Two weeks after Todd died, I got up and showed up at my job. I needed a reason to get up in the mornings, and Todd had shown me how. It wasn’t easy, and the first weeks back I was shaky. I cried a lot. But, I haven’t spent a single day in my pajamas, except after hip surgery. I’ve not kept busy as a way to ignore emotional or spiritual work; some days, visiting his gravesite was my reason to get out of bed.

Staying busy has carried me through 11 months as if I’ve been riding in a canoe down the Green River, Todd in the rear navigating with his paddle so all I have to do is dip mine in occasionally for a little added forward motion. Rough water? I paddled harder.

After I went back to work, my dad told me he knew that work would be healing for me. He confided in me about how he had dealt with my mother’s death when I was a toddler. He said one day he found himself in a bar, took a look at the sad men drinking around him and realized that he had to do better for me and my infant sister. He, too, had to get back to work. I didn’t know that he had been my earliest role-model. For my dad and Todd and me, staying busy is self-care.

Serendipitous self-care

Self-care, soul care: both sound like they require self-discipline or consultation with a life-coach, but they don’t. Self-care is about having a reason to get out of bed, about doing what’s best for you, widowed or not. Sometimes it’s random, unplanned, accidental.

Sometimes it’s using a to-do list. The list of self-care items for September offers suggestions for healing body and soul: Say yes. Say no. Drink wine. Eat ice cream. Eat healthily. Exercise. Play with a dog. Dance. Sing. Paint. Read. Help others. Forgive others. Forgive yourself. I can check off some of the list by sheer coincidence, but some items I can’t say I really want to do, nor can I write a blog about having some pretend Self-Care Epiphany regarding how much wine I drank last fall or why I gave up reading for months. I can write, though, about being busy with my own list.
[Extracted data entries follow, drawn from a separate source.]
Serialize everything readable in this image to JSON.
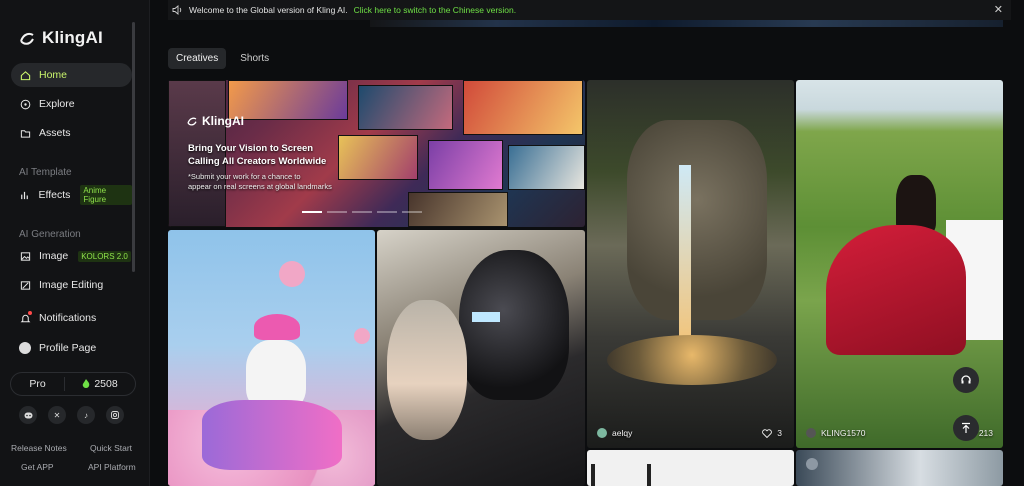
{
  "banner": {
    "text": "Welcome to the Global version of Kling AI.",
    "link": "Click here to switch to the Chinese version."
  },
  "brand": {
    "name": "KlingAI"
  },
  "nav": {
    "home": "Home",
    "explore": "Explore",
    "assets": "Assets",
    "ai_template_label": "AI Template",
    "effects": "Effects",
    "effects_badge": "Anime Figure",
    "ai_generation_label": "AI Generation",
    "image": "Image",
    "image_badge": "KOLORS 2.0",
    "image_editing": "Image Editing",
    "notifications": "Notifications",
    "profile": "Profile Page"
  },
  "plan": {
    "tier": "Pro",
    "credits": "2508"
  },
  "footer": {
    "release_notes": "Release Notes",
    "quick_start": "Quick Start",
    "get_app": "Get APP",
    "api_platform": "API Platform"
  },
  "tabs": [
    "Creatives",
    "Shorts"
  ],
  "hero": {
    "logo": "KlingAI",
    "title_line1": "Bring Your Vision to Screen",
    "title_line2": "Calling All Creators Worldwide",
    "sub_line1": "*Submit your work for a chance to",
    "sub_line2": "appear on real screens at global landmarks"
  },
  "cards": {
    "fountain": {
      "author": "aelqy",
      "likes": "3"
    },
    "piano": {
      "author": "KLING1570",
      "likes": "213"
    }
  },
  "colors": {
    "accent": "#c8f36b",
    "link": "#6fe046",
    "badge_text": "#8fe24a"
  }
}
And today, my self-care list says I’ve got a father to see and a gravesite to visit.

Endnote: I didn’t do any of my list today. I have caught a cold and performed some self-care by taking a long nap, seeing Todd in two dreams, and drinking hot tea. I didn’t shower, but I did get dressed, and I called my dad instead of visiting him in person. Good enough for today.

 

About 

Sue Leathers is an English teacher and mother. She had a huge crush on her husband Todd Kleffman, a journalist, when she was in high school, and she'd save his columns and stories. Decades later, she and Todd found each other through Facebook. He was the love of her life, her high school crush, and she was his biggest fan. She lost Todd in October 2017 to a heart attack. She has found solace in Hope for Widows and in writing of her own journey, and hopes to help other widows by sharing her experiences here.